From a professional point of view, I start with a bald statement. Those addicted to hard drugs such as heroin and cocaine began their slippery slide into oblivion by experimenting with cannabis, so it is absurd to isolate the use of cannabis and treat it as irrelevant to the wider picture. Cannabis is the catalyst, not an end in itself. Any serious drug dealer will tell you, as they tell me, that cannabis is the “loss leader” in the successful pushing of street corner drugs. They all but give it away, buy one and get one free as Tesco would say, and once the cannabis user becomes an habitual user, they move on to ply their trade in hard drugs, where the real profits are to be made.

This debate is all about sending out the wrong signals. If there were no correlation between ‘soft’ and ‘hard’ drugs, then all this hand wringing by the Advisory Council might have some purpose. Treated in isolation, they might have a valid point. But they lose sight of the wood for the trees. Illicit drugs are illicit regardless of their classification. In the vast majority of cases, those using them are sad, sick, individuals who need help in making something of their sad, sick, lives, but drugs are not the answer. They are a quick fix, a palliative, and not a cure.

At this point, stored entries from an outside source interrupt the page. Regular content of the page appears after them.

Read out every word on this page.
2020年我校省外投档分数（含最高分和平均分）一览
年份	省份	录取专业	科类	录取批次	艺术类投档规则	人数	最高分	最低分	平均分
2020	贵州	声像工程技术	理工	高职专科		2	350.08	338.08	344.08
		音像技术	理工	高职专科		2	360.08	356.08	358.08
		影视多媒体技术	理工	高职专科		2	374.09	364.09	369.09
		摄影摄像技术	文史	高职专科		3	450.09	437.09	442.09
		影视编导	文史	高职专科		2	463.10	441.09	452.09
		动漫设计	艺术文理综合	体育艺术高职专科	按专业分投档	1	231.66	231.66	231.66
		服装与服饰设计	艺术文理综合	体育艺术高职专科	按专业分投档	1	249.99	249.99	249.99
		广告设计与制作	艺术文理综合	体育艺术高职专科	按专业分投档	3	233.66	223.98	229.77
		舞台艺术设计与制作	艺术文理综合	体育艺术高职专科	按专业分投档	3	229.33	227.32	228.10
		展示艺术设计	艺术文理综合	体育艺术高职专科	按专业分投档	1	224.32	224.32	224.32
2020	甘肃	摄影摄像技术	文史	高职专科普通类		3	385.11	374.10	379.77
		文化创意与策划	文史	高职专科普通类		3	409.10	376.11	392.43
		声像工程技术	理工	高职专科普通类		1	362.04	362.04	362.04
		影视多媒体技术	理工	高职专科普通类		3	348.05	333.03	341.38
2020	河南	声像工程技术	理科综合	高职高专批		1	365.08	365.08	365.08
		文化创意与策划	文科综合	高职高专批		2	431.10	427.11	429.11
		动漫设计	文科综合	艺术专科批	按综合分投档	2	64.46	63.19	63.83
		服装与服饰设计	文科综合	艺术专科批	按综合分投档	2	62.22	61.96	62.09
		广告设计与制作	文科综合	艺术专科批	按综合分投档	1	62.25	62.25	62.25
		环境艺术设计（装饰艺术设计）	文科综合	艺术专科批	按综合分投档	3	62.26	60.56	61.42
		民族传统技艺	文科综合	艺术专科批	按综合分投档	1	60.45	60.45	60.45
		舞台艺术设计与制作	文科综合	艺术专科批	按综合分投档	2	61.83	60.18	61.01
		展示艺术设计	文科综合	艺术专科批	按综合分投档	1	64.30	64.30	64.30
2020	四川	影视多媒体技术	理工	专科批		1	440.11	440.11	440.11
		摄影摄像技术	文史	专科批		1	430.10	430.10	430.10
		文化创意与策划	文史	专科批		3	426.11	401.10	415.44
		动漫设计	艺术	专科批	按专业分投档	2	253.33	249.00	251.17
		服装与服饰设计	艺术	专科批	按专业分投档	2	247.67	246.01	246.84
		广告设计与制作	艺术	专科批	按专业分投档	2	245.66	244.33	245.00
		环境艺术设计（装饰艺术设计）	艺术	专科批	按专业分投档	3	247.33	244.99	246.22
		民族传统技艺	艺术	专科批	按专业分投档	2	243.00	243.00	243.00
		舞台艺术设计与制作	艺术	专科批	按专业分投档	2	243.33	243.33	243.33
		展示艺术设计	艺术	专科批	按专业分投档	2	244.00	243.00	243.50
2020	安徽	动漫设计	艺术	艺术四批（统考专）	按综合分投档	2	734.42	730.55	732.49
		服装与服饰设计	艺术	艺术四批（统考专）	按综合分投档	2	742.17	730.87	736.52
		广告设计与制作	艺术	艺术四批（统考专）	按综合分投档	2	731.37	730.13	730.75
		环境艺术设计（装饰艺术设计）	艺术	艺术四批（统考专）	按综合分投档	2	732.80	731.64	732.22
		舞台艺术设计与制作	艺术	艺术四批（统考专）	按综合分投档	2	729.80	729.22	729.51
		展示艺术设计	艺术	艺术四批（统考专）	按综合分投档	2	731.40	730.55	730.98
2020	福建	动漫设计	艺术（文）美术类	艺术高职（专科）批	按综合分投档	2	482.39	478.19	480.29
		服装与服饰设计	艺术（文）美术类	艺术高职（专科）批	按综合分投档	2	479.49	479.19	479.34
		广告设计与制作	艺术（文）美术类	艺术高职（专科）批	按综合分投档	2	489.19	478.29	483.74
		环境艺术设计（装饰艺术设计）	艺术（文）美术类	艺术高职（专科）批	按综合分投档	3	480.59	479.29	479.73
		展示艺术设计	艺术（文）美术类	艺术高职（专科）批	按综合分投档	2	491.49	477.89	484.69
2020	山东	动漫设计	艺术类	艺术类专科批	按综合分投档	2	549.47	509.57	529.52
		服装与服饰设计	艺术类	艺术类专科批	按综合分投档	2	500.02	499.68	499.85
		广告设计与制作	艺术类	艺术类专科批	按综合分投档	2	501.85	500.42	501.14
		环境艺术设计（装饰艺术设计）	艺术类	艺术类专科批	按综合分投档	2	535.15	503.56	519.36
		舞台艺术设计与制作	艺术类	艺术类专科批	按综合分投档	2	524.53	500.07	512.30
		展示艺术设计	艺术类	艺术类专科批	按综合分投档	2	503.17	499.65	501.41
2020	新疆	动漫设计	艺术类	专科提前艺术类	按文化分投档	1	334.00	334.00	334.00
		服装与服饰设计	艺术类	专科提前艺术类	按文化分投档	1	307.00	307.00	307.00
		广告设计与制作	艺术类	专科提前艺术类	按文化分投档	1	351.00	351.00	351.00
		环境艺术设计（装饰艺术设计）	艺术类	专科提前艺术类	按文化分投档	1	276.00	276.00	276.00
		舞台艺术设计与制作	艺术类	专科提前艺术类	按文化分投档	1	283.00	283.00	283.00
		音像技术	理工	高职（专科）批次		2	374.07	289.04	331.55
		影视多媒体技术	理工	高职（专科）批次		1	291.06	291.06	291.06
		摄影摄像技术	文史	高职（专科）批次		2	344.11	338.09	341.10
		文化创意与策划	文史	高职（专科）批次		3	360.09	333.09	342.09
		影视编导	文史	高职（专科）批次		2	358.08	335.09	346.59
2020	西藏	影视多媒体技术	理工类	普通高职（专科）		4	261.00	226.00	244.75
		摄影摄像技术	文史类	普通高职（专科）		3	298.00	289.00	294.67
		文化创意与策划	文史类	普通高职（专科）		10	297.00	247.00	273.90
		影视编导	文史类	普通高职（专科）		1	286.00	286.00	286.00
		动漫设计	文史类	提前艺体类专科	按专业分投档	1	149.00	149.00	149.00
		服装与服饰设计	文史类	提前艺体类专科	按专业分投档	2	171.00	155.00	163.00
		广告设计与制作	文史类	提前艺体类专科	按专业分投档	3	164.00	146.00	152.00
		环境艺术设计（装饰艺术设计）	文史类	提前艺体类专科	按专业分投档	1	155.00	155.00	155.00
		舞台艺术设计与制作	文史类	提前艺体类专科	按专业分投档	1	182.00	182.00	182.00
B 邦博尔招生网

This debate is not how the courts should deal with drug users or dealers, that is their domain, they have adequate sentencing powers, and should use them. This debate is all about persuading potential users not to use in the first place, and that is the message that should be trumpeted from the rooftops, time and time again.

I hope the government stand by their convictions and reclassify cannabis, and if they do so, wasted lives may yet be saved.